Sandra Mitchell, the Idaho State Snowmobile Association public lands director, also attended Monday’s meeting. Mitchell advocates for snowmobile clubs and users throughout Idaho.

“We really do believe that all users have a responsibility to care and share,” she said. “We don’t think that a motor belongs on every acre of public land, but we think there should be good reason for prohibiting them.”

Mitchell understands why skiers would rather not see snowmobilers while they’re touring. In the case of the Lookout-Stevens Winter Recreation Area, she said the local snowmobile clubs agreed that the Stevens Lake area was better suited for backcountry skiers.

“The hope is that would be formally adopted into the forest travel plan,” she said. “There is a way to work this out and to provide access to everyone and a good experience to everyone.”

Part of the reason Mitchell, Eisen and others believe the Forest Service needs to be involved is because the current informal agreement isn’t working.
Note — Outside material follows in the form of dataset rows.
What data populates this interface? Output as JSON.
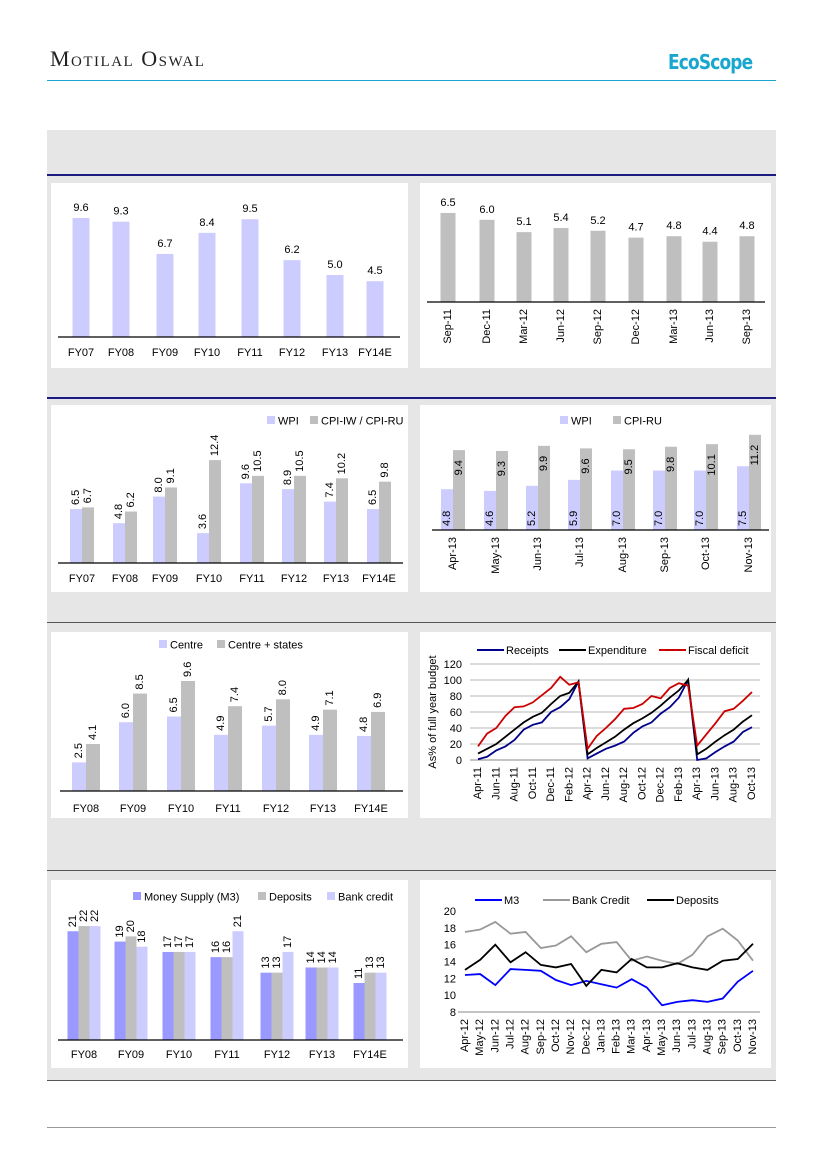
{
  "header": {
    "brand": "Motilal Oswal",
    "logo_text": "EcoScope"
  },
  "colors": {
    "accent": "#1aa6cf",
    "section_rule": "#1a1a80",
    "band": "#e6e6e6"
  },
  "chart_data": [
    {
      "type": "bar",
      "categories": [
        "FY07",
        "FY08",
        "FY09",
        "FY10",
        "FY11",
        "FY12",
        "FY13",
        "FY14E"
      ],
      "series": [
        {
          "values": [
            9.6,
            9.3,
            6.7,
            8.4,
            9.5,
            6.2,
            5.0,
            4.5
          ],
          "color": "#ccccff"
        }
      ],
      "data_labels": true
    },
    {
      "type": "bar",
      "categories": [
        "Sep-11",
        "Dec-11",
        "Mar-12",
        "Jun-12",
        "Sep-12",
        "Dec-12",
        "Mar-13",
        "Jun-13",
        "Sep-13"
      ],
      "series": [
        {
          "values": [
            6.5,
            6.0,
            5.1,
            5.4,
            5.2,
            4.7,
            4.8,
            4.4,
            4.8
          ],
          "color": "#bfbfbf"
        }
      ],
      "data_labels": true
    },
    {
      "type": "bar",
      "categories": [
        "FY07",
        "FY08",
        "FY09",
        "FY10",
        "FY11",
        "FY12",
        "FY13",
        "FY14E"
      ],
      "series": [
        {
          "name": "WPI",
          "values": [
            6.5,
            4.8,
            8.0,
            3.6,
            9.6,
            8.9,
            7.4,
            6.5
          ],
          "color": "#ccccff"
        },
        {
          "name": "CPI-IW / CPI-RU",
          "values": [
            6.7,
            6.2,
            9.1,
            12.4,
            10.5,
            10.5,
            10.2,
            9.8
          ],
          "color": "#bfbfbf"
        }
      ],
      "legend": "top-right",
      "data_labels": true
    },
    {
      "type": "bar",
      "categories": [
        "Apr-13",
        "May-13",
        "Jun-13",
        "Jul-13",
        "Aug-13",
        "Sep-13",
        "Oct-13",
        "Nov-13"
      ],
      "series": [
        {
          "name": "WPI",
          "values": [
            4.8,
            4.6,
            5.2,
            5.9,
            7.0,
            7.0,
            7.0,
            7.5
          ],
          "color": "#ccccff"
        },
        {
          "name": "CPI-RU",
          "values": [
            9.4,
            9.3,
            9.9,
            9.6,
            9.5,
            9.8,
            10.1,
            11.2
          ],
          "color": "#bfbfbf"
        }
      ],
      "legend": "top",
      "data_labels": true
    },
    {
      "type": "bar",
      "categories": [
        "FY08",
        "FY09",
        "FY10",
        "FY11",
        "FY12",
        "FY13",
        "FY14E"
      ],
      "series": [
        {
          "name": "Centre",
          "values": [
            2.5,
            6.0,
            6.5,
            4.9,
            5.7,
            4.9,
            4.8
          ],
          "color": "#ccccff"
        },
        {
          "name": "Centre + states",
          "values": [
            4.1,
            8.5,
            9.6,
            7.4,
            8.0,
            7.1,
            6.9
          ],
          "color": "#bfbfbf"
        }
      ],
      "legend": "top",
      "data_labels": true
    },
    {
      "type": "line",
      "x": [
        "Apr-11",
        "May-11",
        "Jun-11",
        "Jul-11",
        "Aug-11",
        "Sep-11",
        "Oct-11",
        "Nov-11",
        "Dec-11",
        "Jan-12",
        "Feb-12",
        "Mar-12",
        "Apr-12",
        "May-12",
        "Jun-12",
        "Jul-12",
        "Aug-12",
        "Sep-12",
        "Oct-12",
        "Nov-12",
        "Dec-12",
        "Jan-13",
        "Feb-13",
        "Mar-13",
        "Apr-13",
        "May-13",
        "Jun-13",
        "Jul-13",
        "Aug-13",
        "Sep-13",
        "Oct-13"
      ],
      "series": [
        {
          "name": "Receipts",
          "color": "#00008b",
          "values": [
            1,
            4,
            12,
            17,
            25,
            38,
            44,
            47,
            60,
            66,
            76,
            98,
            2,
            8,
            14,
            18,
            23,
            34,
            42,
            47,
            58,
            66,
            78,
            100,
            0,
            2,
            10,
            17,
            23,
            35,
            41
          ]
        },
        {
          "name": "Expenditure",
          "color": "#000000",
          "values": [
            8,
            14,
            20,
            29,
            38,
            47,
            54,
            59,
            70,
            80,
            84,
            98,
            7,
            15,
            22,
            29,
            38,
            46,
            52,
            59,
            68,
            78,
            87,
            100,
            7,
            14,
            23,
            31,
            38,
            48,
            56
          ]
        },
        {
          "name": "Fiscal deficit",
          "color": "#cc0000",
          "values": [
            17,
            33,
            40,
            55,
            66,
            67,
            72,
            81,
            90,
            104,
            94,
            97,
            14,
            30,
            40,
            51,
            64,
            65,
            70,
            80,
            77,
            90,
            96,
            93,
            18,
            32,
            46,
            61,
            64,
            74,
            85
          ]
        }
      ],
      "ylabel": "As% of full year budget",
      "ylim": [
        0,
        120
      ],
      "yticks": [
        0,
        20,
        40,
        60,
        80,
        100,
        120
      ],
      "grid": true,
      "legend": "top"
    },
    {
      "type": "bar",
      "categories": [
        "FY08",
        "FY09",
        "FY10",
        "FY11",
        "FY12",
        "FY13",
        "FY14E"
      ],
      "series": [
        {
          "name": "Money Supply (M3)",
          "values": [
            21,
            19,
            17,
            16,
            13,
            14,
            11
          ],
          "color": "#9999ff"
        },
        {
          "name": "Deposits",
          "values": [
            22,
            20,
            17,
            16,
            13,
            14,
            13
          ],
          "color": "#bfbfbf"
        },
        {
          "name": "Bank credit",
          "values": [
            22,
            18,
            17,
            21,
            17,
            14,
            13
          ],
          "color": "#ccccff"
        }
      ],
      "legend": "top",
      "data_labels": true
    },
    {
      "type": "line",
      "x": [
        "Apr-12",
        "May-12",
        "Jun-12",
        "Jul-12",
        "Aug-12",
        "Sep-12",
        "Oct-12",
        "Nov-12",
        "Dec-12",
        "Jan-13",
        "Feb-13",
        "Mar-13",
        "Apr-13",
        "May-13",
        "Jun-13",
        "Jul-13",
        "Aug-13",
        "Sep-13",
        "Oct-13",
        "Nov-13"
      ],
      "series": [
        {
          "name": "M3",
          "color": "#0000ff",
          "values": [
            12.4,
            12.5,
            11.2,
            13.1,
            13.0,
            12.9,
            11.8,
            11.2,
            11.7,
            11.3,
            10.9,
            11.9,
            10.9,
            8.8,
            9.2,
            9.4,
            9.2,
            9.6,
            11.6,
            12.9
          ]
        },
        {
          "name": "Bank Credit",
          "color": "#999999",
          "values": [
            17.5,
            17.8,
            18.7,
            17.3,
            17.5,
            15.6,
            15.9,
            17.0,
            15.1,
            16.1,
            16.3,
            14.1,
            14.6,
            14.1,
            13.7,
            14.8,
            17.0,
            17.9,
            16.5,
            14.1
          ]
        },
        {
          "name": "Deposits",
          "color": "#000000",
          "values": [
            13.0,
            14.2,
            16.0,
            13.9,
            15.1,
            13.6,
            13.3,
            13.7,
            11.1,
            13.0,
            12.7,
            14.3,
            13.3,
            13.3,
            13.8,
            13.3,
            13.0,
            14.1,
            14.3,
            16.1
          ]
        }
      ],
      "ylim": [
        8,
        20
      ],
      "yticks": [
        8,
        10,
        12,
        14,
        16,
        18,
        20
      ],
      "grid": false,
      "legend": "top"
    }
  ]
}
Increasingly, the snowmobilers and skiers who come to the Lookout area aren’t from the surrounding communities. They do not know, or perhaps care, about a handshake agreement worked out over decades.

On a recent ski trip, that disregard was evident. A trail nominally closed to snowmobiles was heavily trafficked by the machines, despite numerous signs.

“We’ve really done everything that we can do as the general public and now it’s really on the Forest Service to make this real,” Eisen said. “If it’s not enforceable, there is nothing you can do about it.”

Following the Monday meeting, uninformed snowmbilers, believing that the effort was a unilateral land-grab on the behalf of skiers, descended on the Stevens Peak Backcountry Coalition’s Facebook page.

That ignores the fact that the snowmobile clubs in the areas adjacent to Stevens Peak have agreed to the proposed closure.

Latta has stepped back from the effort, passing the torch to a younger generation of backcountry enthusiasts. While he doesn’t ski as often, he said the Lookout-Stevens Peak area remains close to his heart.

“I’ve skied a lot of British Columbia going to backcountry huts and I’ve had some of my best days skiing up in this area,” he said.